From the “attacking Taiwan” remarks of Internet celebrity teacher Zhang Xuefeng, we can once again clearly feel that nationalism is the most commonly used governing tool of the Communist Party of China. Compared with complex institutional reforms, inciting “patriotism” is both simple and efficient. Just by promoting “Taiwan belongs to China”, people can forget about unemployment, inflation and poverty.

Nowadays, in the highly censored Chinese Internet clock, the anti-war voices have been deleted and the voices in support of armed unification have been amplified. Over time, the illusion of “the unity of the whole society” has been formed. As a public figure, Zhang Xuefeng may be attacked as “unpatriotic” if he does not take a stand. Therefore, he later released a video again saying that he was ready to infiltrate mainland Chinese students into Taiwan by means of further education, so as to prepare for the united front of the Communist Party of China and prove his loyalty to the Party.

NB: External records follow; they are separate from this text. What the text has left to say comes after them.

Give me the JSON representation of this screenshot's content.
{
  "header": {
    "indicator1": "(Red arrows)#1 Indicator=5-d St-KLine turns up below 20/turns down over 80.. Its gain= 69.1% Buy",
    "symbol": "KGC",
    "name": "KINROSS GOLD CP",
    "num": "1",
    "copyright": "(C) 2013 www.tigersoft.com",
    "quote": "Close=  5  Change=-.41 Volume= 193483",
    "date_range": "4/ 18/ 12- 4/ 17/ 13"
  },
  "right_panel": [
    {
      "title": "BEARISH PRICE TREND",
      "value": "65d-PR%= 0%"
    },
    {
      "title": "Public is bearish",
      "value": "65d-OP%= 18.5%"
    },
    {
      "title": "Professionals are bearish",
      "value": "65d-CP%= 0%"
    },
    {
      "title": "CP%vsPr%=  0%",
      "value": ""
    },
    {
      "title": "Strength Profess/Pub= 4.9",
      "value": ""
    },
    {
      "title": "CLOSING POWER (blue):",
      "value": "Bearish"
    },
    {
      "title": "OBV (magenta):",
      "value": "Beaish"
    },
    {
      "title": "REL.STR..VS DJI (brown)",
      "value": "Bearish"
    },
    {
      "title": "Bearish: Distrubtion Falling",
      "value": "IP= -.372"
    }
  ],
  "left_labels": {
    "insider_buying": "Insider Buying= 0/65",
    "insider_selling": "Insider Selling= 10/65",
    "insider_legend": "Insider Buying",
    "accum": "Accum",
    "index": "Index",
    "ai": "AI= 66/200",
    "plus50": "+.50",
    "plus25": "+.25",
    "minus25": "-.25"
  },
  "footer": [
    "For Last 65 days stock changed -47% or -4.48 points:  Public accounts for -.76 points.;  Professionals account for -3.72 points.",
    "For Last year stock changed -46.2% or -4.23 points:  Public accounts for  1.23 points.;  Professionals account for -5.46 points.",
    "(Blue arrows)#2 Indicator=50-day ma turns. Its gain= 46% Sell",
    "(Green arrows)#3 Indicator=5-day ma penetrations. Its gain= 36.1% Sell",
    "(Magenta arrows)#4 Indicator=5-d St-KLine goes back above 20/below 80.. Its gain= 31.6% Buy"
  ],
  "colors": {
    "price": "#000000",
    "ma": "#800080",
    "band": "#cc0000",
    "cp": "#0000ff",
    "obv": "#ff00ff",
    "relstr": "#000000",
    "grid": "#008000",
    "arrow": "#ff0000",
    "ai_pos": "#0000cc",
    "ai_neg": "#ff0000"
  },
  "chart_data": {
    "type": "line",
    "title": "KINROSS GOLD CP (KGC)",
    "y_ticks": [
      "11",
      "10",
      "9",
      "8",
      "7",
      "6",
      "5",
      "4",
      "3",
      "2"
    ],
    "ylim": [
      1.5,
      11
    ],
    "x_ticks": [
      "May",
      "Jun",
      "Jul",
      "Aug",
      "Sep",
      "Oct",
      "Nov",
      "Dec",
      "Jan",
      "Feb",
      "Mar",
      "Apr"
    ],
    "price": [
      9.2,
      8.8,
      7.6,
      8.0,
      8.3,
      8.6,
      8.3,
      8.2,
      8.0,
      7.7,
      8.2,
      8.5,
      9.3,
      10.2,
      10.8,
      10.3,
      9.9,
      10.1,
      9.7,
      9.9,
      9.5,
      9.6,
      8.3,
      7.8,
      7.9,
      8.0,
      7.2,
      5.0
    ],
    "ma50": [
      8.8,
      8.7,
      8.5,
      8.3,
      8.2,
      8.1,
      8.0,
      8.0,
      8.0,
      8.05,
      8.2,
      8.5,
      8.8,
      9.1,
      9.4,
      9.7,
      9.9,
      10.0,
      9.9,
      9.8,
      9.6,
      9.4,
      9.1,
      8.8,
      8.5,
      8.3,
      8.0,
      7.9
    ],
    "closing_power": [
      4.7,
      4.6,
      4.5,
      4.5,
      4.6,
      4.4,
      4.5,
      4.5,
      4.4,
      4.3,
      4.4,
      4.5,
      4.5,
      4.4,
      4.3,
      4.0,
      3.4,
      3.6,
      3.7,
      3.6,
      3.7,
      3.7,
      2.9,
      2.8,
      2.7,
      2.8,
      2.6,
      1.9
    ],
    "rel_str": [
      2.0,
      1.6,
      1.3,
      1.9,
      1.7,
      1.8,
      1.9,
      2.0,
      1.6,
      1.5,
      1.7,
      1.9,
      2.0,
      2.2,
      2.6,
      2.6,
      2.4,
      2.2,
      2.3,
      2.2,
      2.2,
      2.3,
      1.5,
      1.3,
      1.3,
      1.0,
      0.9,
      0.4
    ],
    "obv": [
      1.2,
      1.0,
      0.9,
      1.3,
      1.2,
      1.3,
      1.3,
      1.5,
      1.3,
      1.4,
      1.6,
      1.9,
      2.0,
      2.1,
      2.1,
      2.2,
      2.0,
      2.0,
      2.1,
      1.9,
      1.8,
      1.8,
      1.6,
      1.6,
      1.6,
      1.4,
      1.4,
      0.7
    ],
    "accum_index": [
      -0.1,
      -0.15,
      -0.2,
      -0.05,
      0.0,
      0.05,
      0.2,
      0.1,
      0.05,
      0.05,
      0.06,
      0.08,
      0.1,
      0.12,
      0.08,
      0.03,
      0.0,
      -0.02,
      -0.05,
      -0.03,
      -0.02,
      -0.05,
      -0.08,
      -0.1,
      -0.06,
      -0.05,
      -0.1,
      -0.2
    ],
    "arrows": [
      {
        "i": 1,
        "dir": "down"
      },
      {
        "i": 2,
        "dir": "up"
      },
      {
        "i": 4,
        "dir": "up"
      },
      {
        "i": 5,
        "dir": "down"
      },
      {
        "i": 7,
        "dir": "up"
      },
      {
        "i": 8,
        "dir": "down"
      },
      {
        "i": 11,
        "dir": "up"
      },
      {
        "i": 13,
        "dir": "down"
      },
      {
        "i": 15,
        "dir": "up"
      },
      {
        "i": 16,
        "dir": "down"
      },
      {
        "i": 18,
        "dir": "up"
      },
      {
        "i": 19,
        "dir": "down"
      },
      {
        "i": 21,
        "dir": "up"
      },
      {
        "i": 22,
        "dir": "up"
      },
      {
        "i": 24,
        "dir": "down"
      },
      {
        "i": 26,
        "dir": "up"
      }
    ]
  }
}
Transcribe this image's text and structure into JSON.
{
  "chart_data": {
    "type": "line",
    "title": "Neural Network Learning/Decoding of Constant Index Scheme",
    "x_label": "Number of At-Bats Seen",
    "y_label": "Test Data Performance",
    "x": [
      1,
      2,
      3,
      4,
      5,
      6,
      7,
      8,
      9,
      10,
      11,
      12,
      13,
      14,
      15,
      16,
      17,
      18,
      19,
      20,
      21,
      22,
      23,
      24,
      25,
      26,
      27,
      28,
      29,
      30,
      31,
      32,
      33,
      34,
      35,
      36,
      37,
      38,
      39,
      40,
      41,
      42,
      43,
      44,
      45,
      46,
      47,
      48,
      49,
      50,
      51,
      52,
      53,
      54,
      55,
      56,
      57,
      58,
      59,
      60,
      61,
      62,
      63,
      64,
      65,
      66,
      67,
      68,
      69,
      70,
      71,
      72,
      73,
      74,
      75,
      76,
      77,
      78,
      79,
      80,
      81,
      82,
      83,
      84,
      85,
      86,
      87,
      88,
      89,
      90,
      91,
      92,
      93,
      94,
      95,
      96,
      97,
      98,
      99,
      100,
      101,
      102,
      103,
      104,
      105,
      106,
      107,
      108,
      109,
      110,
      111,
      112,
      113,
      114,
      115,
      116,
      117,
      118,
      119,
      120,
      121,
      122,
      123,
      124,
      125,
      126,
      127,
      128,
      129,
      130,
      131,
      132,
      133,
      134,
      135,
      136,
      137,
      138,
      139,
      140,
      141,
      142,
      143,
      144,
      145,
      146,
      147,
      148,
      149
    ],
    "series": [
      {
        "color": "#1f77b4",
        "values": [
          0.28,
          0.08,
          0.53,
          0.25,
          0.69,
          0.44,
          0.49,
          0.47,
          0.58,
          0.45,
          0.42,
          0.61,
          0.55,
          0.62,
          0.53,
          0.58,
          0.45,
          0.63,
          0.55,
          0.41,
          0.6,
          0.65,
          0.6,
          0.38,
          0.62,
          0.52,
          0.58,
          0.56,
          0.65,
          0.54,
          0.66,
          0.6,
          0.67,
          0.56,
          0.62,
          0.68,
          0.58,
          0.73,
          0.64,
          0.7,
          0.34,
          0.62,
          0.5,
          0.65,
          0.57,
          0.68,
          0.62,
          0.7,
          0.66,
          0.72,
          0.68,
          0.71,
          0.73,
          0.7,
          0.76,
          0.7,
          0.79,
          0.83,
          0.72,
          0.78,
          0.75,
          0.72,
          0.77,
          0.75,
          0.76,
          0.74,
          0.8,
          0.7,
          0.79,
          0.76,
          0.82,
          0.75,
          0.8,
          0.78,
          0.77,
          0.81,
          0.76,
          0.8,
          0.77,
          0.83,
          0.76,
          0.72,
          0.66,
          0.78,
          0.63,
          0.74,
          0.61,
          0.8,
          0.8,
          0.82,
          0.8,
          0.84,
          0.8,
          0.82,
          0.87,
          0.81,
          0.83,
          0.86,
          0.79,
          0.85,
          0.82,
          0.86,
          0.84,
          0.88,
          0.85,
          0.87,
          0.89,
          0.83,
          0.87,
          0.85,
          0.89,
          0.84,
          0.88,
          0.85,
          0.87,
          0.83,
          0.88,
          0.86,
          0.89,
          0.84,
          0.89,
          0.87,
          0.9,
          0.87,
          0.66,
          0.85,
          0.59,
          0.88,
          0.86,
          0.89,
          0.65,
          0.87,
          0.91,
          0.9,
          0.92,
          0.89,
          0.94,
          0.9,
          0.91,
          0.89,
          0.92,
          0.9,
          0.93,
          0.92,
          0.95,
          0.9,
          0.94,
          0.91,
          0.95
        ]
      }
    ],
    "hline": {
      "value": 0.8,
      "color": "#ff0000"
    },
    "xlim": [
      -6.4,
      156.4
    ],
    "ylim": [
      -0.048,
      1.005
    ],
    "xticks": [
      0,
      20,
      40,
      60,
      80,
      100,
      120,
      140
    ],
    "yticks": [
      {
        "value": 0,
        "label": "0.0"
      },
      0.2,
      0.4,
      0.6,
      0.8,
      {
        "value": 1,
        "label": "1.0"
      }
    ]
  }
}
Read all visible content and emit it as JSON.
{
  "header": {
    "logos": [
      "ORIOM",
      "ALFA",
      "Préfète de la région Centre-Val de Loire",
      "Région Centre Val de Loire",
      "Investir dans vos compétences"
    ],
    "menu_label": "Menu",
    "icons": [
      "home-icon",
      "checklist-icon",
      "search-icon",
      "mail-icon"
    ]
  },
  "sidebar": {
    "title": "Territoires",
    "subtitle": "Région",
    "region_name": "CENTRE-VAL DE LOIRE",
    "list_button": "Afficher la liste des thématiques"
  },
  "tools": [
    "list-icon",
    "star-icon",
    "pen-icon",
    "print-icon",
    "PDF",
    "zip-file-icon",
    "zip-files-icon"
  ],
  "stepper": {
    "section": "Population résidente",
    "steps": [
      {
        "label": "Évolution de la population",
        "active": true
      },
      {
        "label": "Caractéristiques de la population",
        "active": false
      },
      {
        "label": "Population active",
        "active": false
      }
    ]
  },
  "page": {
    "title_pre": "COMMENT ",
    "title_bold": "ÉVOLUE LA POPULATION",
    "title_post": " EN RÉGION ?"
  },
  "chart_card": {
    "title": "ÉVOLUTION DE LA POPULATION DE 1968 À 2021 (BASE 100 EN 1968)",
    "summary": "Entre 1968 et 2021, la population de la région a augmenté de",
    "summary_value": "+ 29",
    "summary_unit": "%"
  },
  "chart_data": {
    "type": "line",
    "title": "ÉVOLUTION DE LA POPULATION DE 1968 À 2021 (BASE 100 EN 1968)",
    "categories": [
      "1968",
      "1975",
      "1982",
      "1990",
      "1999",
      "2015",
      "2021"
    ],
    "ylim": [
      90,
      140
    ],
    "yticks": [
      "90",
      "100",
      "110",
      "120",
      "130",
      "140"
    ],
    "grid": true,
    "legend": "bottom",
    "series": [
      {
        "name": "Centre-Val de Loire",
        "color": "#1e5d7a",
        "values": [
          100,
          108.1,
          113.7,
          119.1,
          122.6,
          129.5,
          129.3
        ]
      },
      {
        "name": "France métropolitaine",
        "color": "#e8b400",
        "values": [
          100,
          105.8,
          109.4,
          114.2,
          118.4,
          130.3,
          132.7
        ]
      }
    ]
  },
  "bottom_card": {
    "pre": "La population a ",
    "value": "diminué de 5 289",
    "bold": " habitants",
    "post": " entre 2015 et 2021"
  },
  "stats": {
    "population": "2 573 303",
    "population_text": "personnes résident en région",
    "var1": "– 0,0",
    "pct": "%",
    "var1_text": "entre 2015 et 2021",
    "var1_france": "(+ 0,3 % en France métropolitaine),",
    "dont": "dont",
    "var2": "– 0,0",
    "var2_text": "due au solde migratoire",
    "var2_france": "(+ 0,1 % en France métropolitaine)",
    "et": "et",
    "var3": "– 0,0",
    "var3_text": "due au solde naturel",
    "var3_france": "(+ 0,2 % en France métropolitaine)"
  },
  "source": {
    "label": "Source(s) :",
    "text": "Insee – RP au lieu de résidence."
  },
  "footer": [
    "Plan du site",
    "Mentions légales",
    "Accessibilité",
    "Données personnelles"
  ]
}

Under such propaganda and deception, ordinary people do not really understand the cost of war but are held hostage by public opinion and become vassals of the war narrative. Zhang Xuefeng’s remarks show that even educated intellectuals may be reduced to tools of nationalism.

The reason why the Communist Party of China must attack Taiwan is not because the Taiwan issue itself cannot be resolved peacefully, but because of the inevitability of the Communist Party of China’s institutional logic: Zhang Xuefeng’s “donation of 50 million” is just a microcosm of this atmosphere. It shows that even social celebrities are also followed by the torrent of nationalism and even actively participate in it under the propaganda and deception of the political party machine of the Communist Party of China.

However, the attack on Taiwan is not a smooth road, and it comes with huge military, economic and political risks. War may bring short-term legitimacy to the ruling of the Communist Party of China, but it cannot solve the long-term institutional dilemma. A regime that depends on war for maintenance will eventually be swallowed up by the war itself.

The government must be based on the people’s votes.

The government must be supervised by the people.